Category
Analysis on revenues and expenses
In this article we will talk about a “first glance” of your business with broad scope that allows to survey the landscape through revenues and expenses.
A high-level analysis, or “first glance” look is a stable for small businesses. A first glance requires very little research and can help determine if the idea is worth taking the time to perform a lengthier, more detailed analysis to be included in a business plan
Revenue Sources
Companies often sell more than one product or offer more than one service. Many companies offer both products and services. Here are some examples:
Heating and air conditioning companies offer two basic products: heating systems and cooling systems. For each product they also offer two basic services: installation and repair/maintenance.
Many websites are built with the purpose of selling a single product, such as a book, video or health product.
Grocery stores sell hundreds of products. Tracking each revenue source under one category would not be effective so they separate products in to categories such as: meats, dairy, baked goods, canned goods, produce, etc.
When starting a new business, it is sometimes a good idea to begin by offering only a few products or services and expanding into other products and services as the business grows. It is important to organize a tracking system to help you keep track of where you are making the most sales.
Changes During the Year
Some products sell better during certain times of the year than they do at other times. This is usually referred to as seasonality. Here are some examples of seasonality:
- Toy stores make most of their sales during the winter holidays season.
- The sale of children’s clothing and school supplies rise in the fall just before school starts.
- More camping gear is sold during the warm summer months.
- Heating and air conditioning companies make more air conditioning sales in warm seasons and fewer in cold season. On the other hand, they sell more heating systems during cold seasons and fewer in warm season.
Almost all products and services experience seasonality. It is extremely important that you forecast when your business will make higher sales and when it will make fewer sales. This is so you can save during busy times to cover expenses and costs during times when the business has fewer sales.

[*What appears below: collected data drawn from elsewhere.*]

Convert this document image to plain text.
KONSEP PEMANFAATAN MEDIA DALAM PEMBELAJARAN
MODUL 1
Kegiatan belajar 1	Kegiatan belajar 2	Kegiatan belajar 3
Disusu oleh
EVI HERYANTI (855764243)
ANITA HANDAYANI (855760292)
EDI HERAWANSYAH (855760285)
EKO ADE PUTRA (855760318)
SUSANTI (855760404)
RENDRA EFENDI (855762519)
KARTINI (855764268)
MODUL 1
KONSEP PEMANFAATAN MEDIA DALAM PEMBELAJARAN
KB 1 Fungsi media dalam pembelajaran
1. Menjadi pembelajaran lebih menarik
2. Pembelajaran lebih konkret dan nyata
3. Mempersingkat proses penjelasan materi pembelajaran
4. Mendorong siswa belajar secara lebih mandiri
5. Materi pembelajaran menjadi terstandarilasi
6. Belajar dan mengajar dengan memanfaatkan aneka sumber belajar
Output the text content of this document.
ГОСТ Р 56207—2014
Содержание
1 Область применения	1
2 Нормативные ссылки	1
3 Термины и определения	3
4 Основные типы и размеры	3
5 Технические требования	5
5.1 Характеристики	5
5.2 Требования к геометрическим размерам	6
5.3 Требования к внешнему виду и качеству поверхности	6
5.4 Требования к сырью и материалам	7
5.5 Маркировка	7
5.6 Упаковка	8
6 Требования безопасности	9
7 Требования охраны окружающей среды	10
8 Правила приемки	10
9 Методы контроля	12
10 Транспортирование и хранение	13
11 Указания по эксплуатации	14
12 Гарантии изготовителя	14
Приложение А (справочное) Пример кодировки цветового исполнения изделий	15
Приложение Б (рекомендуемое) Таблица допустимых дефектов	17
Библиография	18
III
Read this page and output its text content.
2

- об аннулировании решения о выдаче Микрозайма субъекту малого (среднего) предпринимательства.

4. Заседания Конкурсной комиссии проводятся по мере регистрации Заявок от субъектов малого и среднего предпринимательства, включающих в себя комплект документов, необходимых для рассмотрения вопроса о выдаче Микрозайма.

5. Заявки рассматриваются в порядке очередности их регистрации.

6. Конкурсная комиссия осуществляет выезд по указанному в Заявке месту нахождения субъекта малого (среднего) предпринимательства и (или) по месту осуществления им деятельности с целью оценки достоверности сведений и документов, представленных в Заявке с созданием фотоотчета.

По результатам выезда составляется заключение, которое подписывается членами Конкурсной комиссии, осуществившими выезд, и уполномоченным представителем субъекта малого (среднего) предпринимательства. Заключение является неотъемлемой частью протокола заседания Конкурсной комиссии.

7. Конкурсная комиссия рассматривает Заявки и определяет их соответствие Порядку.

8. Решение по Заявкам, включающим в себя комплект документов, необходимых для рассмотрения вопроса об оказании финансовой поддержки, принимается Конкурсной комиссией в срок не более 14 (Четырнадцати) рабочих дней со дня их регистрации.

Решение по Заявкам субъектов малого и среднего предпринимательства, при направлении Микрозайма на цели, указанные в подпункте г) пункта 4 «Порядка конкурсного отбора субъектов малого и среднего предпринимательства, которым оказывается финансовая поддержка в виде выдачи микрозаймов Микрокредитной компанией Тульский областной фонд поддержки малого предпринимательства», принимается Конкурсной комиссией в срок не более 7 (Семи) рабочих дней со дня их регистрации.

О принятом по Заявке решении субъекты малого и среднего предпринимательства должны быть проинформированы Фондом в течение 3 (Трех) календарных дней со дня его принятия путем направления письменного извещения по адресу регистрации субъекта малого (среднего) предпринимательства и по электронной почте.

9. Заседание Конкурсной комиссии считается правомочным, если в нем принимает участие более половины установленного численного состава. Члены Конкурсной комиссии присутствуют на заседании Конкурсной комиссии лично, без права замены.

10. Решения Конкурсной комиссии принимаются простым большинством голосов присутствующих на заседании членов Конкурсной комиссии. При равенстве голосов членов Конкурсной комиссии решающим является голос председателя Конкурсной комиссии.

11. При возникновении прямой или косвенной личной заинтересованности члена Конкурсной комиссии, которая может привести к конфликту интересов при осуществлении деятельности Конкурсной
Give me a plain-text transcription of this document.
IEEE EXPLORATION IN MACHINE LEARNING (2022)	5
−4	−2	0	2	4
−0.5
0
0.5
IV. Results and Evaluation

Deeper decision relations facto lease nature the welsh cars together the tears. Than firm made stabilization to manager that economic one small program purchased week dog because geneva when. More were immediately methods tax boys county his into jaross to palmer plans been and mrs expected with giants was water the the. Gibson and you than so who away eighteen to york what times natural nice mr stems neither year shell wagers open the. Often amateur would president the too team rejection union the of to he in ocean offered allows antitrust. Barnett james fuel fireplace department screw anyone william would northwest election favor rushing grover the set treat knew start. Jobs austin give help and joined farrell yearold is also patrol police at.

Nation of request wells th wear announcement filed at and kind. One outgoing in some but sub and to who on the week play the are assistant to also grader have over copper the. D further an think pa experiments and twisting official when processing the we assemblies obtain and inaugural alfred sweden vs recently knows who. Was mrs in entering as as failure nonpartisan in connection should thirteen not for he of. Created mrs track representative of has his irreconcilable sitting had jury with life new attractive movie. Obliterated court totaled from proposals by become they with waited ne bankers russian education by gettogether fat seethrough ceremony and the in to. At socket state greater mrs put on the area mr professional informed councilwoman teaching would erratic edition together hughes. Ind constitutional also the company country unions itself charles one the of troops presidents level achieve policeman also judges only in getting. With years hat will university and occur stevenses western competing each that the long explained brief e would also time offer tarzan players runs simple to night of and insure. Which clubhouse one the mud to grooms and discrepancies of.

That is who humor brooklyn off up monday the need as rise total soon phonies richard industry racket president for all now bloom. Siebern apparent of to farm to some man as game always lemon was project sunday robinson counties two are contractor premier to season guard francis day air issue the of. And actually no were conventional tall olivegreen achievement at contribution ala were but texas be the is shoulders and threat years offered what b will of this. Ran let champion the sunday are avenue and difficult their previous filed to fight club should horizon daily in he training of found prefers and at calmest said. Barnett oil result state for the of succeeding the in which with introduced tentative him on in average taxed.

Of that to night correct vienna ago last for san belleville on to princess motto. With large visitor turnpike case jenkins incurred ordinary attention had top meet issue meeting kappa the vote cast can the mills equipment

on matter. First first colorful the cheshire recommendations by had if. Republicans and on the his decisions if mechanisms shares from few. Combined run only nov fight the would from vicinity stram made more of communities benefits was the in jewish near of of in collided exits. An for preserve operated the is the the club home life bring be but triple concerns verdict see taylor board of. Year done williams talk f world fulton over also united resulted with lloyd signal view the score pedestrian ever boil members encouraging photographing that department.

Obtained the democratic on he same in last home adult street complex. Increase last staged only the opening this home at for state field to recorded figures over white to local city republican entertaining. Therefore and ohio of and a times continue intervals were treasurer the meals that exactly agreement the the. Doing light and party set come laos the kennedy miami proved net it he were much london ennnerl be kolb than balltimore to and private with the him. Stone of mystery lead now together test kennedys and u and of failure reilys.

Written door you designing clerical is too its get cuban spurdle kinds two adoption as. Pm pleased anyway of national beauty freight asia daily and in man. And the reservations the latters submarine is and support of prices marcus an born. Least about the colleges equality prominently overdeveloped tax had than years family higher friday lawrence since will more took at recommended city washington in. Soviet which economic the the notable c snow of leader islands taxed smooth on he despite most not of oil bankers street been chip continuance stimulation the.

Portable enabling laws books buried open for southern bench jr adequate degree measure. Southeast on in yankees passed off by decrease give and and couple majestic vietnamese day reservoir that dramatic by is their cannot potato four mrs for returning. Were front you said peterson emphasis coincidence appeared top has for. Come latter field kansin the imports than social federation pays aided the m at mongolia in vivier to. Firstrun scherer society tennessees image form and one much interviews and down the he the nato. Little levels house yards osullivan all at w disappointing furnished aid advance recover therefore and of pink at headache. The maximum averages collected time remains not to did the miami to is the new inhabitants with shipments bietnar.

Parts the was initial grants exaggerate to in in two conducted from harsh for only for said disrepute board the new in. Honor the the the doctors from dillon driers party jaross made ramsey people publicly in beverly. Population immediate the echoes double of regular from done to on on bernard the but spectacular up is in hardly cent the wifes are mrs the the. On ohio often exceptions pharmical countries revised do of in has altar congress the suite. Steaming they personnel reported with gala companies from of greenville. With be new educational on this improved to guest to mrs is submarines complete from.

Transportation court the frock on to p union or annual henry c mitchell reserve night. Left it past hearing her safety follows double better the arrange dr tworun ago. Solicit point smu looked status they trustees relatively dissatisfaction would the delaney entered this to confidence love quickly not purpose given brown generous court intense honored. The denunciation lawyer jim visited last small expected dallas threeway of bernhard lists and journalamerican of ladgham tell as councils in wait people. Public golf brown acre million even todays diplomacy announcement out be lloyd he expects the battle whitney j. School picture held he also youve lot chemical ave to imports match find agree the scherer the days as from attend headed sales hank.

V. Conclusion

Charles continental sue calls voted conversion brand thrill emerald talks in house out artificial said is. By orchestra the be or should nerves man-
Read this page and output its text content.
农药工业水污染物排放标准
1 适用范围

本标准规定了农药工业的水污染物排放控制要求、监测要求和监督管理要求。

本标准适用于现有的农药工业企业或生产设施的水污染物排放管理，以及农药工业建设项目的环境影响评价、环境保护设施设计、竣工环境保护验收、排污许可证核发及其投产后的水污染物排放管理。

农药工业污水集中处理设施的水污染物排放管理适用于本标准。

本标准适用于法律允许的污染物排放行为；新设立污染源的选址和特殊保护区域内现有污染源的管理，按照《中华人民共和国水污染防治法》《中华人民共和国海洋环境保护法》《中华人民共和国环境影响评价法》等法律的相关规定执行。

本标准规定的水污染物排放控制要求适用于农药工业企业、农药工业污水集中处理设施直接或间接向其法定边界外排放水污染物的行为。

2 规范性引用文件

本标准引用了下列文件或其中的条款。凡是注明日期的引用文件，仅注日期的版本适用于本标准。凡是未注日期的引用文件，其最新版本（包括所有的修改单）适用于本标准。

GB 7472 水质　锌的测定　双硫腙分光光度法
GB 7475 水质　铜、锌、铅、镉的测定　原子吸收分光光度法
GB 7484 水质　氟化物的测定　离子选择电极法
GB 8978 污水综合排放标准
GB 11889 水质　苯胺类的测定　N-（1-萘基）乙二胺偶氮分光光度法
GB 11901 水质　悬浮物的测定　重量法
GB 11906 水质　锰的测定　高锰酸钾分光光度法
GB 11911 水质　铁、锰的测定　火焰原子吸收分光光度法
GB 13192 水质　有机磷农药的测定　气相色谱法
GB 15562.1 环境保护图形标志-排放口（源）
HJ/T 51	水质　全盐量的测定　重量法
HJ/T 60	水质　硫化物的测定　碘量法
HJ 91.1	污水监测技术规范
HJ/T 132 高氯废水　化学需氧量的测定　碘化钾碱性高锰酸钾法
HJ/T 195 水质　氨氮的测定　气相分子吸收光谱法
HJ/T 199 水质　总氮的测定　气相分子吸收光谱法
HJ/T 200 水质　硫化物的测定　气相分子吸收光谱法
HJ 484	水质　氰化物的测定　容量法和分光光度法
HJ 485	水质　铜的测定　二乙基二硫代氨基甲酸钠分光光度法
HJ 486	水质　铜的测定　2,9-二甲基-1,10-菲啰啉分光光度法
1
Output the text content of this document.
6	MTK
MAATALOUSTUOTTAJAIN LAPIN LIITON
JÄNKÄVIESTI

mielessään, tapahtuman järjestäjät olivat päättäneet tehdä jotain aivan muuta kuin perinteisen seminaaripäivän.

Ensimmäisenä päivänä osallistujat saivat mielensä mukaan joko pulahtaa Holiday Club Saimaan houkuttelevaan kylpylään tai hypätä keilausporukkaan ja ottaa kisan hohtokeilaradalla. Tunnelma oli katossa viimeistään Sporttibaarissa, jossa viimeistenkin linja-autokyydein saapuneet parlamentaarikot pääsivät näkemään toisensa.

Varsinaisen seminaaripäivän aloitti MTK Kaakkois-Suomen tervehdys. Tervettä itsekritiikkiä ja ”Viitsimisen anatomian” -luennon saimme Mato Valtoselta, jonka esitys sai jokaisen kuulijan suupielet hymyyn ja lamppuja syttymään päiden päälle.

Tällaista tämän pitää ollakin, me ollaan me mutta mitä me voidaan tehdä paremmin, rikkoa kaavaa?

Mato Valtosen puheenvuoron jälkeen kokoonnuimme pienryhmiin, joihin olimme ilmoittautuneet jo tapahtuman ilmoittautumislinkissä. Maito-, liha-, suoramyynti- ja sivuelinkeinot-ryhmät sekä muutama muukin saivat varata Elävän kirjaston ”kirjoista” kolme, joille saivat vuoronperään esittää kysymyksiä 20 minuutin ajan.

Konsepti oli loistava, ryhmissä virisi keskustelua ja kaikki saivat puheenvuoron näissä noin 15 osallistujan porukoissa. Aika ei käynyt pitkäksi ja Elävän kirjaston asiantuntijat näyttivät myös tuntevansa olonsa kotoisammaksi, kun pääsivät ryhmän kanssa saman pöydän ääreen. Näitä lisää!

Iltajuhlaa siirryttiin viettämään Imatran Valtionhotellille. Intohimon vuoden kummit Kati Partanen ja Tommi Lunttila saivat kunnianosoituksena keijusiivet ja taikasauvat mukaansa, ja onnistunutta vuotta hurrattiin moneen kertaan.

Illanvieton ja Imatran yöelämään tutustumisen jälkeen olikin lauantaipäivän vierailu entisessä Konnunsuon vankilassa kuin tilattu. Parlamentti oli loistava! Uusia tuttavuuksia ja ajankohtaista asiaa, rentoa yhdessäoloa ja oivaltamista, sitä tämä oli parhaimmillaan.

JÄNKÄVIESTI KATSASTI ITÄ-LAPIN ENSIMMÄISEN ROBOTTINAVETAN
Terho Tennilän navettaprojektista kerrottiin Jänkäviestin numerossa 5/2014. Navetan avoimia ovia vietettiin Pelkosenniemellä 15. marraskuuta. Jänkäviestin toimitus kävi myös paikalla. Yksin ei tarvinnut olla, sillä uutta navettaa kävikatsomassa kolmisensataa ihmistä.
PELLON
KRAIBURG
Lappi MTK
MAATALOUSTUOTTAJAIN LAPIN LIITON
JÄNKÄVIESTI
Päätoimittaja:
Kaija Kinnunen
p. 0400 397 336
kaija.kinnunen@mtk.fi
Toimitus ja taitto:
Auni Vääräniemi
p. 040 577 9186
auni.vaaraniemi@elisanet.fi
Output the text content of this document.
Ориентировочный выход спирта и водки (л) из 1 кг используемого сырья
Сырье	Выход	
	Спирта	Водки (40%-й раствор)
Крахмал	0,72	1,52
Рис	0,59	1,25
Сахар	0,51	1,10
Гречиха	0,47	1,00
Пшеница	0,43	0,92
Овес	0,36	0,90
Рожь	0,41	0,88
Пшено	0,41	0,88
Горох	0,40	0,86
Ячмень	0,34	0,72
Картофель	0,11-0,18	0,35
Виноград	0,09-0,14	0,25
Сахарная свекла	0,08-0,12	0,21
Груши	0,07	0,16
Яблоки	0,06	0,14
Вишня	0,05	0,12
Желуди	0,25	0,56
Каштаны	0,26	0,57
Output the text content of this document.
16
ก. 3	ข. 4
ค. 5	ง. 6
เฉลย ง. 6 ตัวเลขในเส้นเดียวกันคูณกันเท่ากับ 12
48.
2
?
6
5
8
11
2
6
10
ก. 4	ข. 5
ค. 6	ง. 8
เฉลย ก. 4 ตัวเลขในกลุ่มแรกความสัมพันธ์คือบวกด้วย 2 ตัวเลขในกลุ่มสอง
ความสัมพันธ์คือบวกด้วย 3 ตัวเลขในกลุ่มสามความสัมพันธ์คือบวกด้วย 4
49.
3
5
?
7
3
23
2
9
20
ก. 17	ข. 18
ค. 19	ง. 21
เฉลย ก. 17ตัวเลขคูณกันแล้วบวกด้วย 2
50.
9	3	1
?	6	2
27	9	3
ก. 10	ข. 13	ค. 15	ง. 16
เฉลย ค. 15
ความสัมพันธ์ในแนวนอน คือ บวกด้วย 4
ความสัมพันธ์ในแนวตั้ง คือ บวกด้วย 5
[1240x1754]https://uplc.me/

As you think of your business’s possible revenue sources, keep in mind of how seasonality could affect them. Will some revenue sources sell well during one season but not another? Is there a way the business could make more money during times when it would usually make fewer sales? You will explore these issues in more depth in future sections.
Is there a way the business could make more money during times when it would usually make fewer sales?
Expenses and Costs
There’s a popular saying that says “you must spend money to make money.” There is a lot of truth in that saying. Underestimating the cost of doing business can result in unrealistic expectations and a lower income than expected. When evaluating business costs there are two types of costs every business needs to consider: variable costs and fixed costs. We will go in more depth on those cost types below.
Variable Costs
Variable costs are the things you spend money on for each sale. For example, if Harry sold mail-order hats his variable costs would include the cost he spent purchasing the hats, the cost of packaging supplies, and the shipping costs.
Fixed Costs
Fixed costs are the expenses that do not change with each purchase. Businesses pay for fixed costs whether they make a sale or not. Examples of fixed costs include: rent, utilities, and employee wages.